2018 a apporté au Président Xi Jinping une série de succès indéniables : l’arrêt de la fuite des capitaux, un début de réforme financière, la baisse des industries du charbon, l’avancée des énergies renouvelables et de l’automobile électrique, secteurs où la Chine s’impose en n°1 mondial. Par ses investissements sociaux, Xi espère aussi éradiquer la pauvreté d’ici 2020, et la stabilité a été maintenue sans attentat notable. Mais ces avancées se sont payées par un renforcement sans précédent de l’autoritarisme. Beaucoup de banlieues ont été rasées, délogeant leurs habitants migrants. Un million de Ouighours ont été mis en camps en un projet, dénoncé en Occident, de contenir le séparatisme. Des millions d’emplois ont disparu dans le secteur privé, discriminé par les banques sous prétexte de lutte pour l’environnement ou contre les surcapacités. Tout ceci a affaibli l’adhésion de la rue à l’action du pouvoir. Hier soutenue en haut lieu, une tendance néo-gauchiste a été démantelée pour avoir critiqué le Parti. Dès mars, le malaise était sensible au faîte de l’appareil, suite au 3ème Plenum en février, avant la session de l’Assemblée Nationale Populaire et non en octobre comme d’ordinaire : il préparait le vote d’un amendement à la Constitution pour supprimer la limite au mandat présidentiel.
A l’international aussi, l’image de la nation a été écornée à l’étranger par des choix stratégiques des années précédentes. L’occupation et la militarisation d’atolls en mer de Chine du Sud a poussé l’Asie du Sud-Est a accélérer son réarmement, sans aucun profit visible à la Chine pour l’instant. Depuis lors, des pays de la zone renforcent leurs alliances, tel le Vietnam avec Japon, Inde et Indonésie. Aussi, le plan « Made in China 2025 » inquiète : Union Européenne, Japon et USA érigent leurs murs réglementaires contre les rachats chinois de groupes leaders en semi-conducteurs, nanotechnologie et autre technologies de pointe. Ce plan a aussi déclenché le bras de fer commercial avec les USA, conflit qui, s’il se prolongeait en 2019, détruirait 2 à 3 millions d’emplois selon un bureau d’analyse macroéconomique.
On voit donc une Chine à la croisée des chemins. Elle tente déjà de rassurer son secteur privé qu’elle ne souhaite pas (ou plus) son passage sous domaine public. Liu He le négociateur chinois promet à ses homologues R. Lighthizer et S. Mnuchin 1200 milliards de $ d’importations sous 5 ans, et une taxation de l’auto américaine lissée de 40% à 15%. Surtout Liu propose d’affiner le « Made in China 2025 », dans un style plus acceptable et équitable.
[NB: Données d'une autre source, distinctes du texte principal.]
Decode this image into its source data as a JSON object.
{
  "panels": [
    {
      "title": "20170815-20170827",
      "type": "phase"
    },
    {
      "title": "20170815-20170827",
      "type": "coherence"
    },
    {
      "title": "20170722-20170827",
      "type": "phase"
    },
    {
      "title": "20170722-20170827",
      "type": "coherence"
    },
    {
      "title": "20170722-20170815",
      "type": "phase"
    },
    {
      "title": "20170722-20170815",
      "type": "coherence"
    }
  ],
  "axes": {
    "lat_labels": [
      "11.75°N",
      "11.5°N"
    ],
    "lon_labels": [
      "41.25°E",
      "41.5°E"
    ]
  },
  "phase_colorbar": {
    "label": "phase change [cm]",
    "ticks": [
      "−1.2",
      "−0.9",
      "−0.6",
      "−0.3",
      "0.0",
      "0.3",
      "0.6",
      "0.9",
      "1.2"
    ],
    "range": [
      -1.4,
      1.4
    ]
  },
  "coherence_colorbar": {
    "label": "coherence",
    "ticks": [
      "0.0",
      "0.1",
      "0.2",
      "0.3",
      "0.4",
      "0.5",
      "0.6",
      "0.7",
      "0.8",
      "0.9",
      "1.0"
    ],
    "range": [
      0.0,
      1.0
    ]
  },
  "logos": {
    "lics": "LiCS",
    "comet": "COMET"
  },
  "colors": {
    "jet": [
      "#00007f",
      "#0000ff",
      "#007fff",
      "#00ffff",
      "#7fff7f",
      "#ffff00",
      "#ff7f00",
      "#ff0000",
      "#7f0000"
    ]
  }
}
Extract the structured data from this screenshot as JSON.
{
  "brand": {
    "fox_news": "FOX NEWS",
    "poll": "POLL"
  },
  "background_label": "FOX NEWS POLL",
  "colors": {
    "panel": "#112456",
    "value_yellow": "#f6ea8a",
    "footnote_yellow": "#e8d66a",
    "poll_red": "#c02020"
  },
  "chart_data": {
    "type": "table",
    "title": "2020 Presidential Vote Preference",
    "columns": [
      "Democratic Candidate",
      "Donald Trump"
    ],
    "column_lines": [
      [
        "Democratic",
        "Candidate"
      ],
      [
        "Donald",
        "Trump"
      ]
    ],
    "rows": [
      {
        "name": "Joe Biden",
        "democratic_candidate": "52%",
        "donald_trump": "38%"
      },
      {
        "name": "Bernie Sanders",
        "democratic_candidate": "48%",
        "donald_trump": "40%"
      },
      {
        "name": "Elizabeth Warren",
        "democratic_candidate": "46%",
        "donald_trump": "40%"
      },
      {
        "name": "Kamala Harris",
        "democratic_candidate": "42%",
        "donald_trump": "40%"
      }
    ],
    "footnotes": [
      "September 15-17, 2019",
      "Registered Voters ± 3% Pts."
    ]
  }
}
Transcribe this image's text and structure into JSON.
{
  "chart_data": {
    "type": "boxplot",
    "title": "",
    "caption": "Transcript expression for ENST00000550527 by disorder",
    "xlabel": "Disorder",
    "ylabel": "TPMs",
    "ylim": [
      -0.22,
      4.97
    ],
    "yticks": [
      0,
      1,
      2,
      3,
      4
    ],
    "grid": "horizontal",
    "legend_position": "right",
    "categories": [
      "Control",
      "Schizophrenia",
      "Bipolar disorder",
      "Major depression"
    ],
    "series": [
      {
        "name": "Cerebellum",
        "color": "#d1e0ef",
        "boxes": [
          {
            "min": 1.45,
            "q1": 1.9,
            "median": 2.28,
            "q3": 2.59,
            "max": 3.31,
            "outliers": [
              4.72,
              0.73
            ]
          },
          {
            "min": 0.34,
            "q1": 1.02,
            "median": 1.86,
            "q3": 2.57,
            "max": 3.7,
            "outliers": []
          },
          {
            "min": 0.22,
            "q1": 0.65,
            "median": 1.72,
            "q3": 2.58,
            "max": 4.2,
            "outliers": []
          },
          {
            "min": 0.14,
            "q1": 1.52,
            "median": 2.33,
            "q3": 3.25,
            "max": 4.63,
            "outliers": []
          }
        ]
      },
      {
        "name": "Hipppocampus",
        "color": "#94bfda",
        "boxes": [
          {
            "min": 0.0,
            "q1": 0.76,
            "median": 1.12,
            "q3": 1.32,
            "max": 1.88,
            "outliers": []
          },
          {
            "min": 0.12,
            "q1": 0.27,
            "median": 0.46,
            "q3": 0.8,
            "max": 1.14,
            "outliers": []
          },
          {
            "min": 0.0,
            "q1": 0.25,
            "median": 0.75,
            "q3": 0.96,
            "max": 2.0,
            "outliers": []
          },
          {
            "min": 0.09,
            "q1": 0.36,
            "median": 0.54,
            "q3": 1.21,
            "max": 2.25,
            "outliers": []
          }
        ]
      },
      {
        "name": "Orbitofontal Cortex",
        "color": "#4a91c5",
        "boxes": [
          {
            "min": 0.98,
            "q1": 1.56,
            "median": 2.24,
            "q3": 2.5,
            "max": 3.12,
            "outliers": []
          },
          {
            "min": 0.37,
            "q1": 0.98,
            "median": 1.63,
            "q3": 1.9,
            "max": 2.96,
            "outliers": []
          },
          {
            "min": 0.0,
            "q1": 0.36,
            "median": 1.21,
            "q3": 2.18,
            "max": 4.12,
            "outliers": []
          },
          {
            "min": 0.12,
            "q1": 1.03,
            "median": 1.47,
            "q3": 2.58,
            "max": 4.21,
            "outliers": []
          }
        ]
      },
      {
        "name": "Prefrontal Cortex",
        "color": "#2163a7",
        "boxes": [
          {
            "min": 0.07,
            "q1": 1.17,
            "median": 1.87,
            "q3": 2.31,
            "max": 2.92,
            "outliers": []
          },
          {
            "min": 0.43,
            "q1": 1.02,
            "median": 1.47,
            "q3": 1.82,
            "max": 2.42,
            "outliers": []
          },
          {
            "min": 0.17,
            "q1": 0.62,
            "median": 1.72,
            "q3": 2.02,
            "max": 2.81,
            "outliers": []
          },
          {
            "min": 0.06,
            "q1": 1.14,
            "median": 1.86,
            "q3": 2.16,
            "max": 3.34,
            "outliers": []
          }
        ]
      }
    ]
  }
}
Le 6 décembre, un « groupe national directeur restreint des sciences, technologies et de l’éducation » siégeait pour préparer les indispensables concessions. C’est pour le Parti l’heure d’un choix fondamental : face au monde, comme face au pays, veut-il dominer ou bien partager ?
A ce sujet, circule une rumeur encourageante. Ces 18-22 décembre marquent le 40ème anniversaire du 3ème Plenum du 11ème Congrès de 1978, celui qui avait lancé la Chine dans la politique de réforme et d’ouverture. Or, Xi Jinping aurait choisi ce moment chargé de symboles, pour tenir la Conférence annuelle centrale économique, et s’apprêterait à y faire des annonces historiques sur le rapport entre Parti, nation et monde. Dans la presse, ces mystérieuses propositions sont déjà prédites comme un nouveau départ, capables de refonder le régime tout en offrant un décisif ballon d’oxygène de relance. Ceci dit, il serait imprudent de s’enthousiasmer d’avance : de tels bruits circulaient déjà mi-novembre, et ont fait long feu. Mais aujourd’hui sous de multiples blocages, la Chine est dos au mur : ceci conforte l’impression d’une fenêtre de tir, en cet anniversaire critique de la réforme, « quarantième rugissant ». Tel le cap de Bonne-Espérance aux marins, il promet tempêtes, creux et vagues, mais aussi la relance d’une économie en danger de panne, faute de vent—de soutien de l’opinion.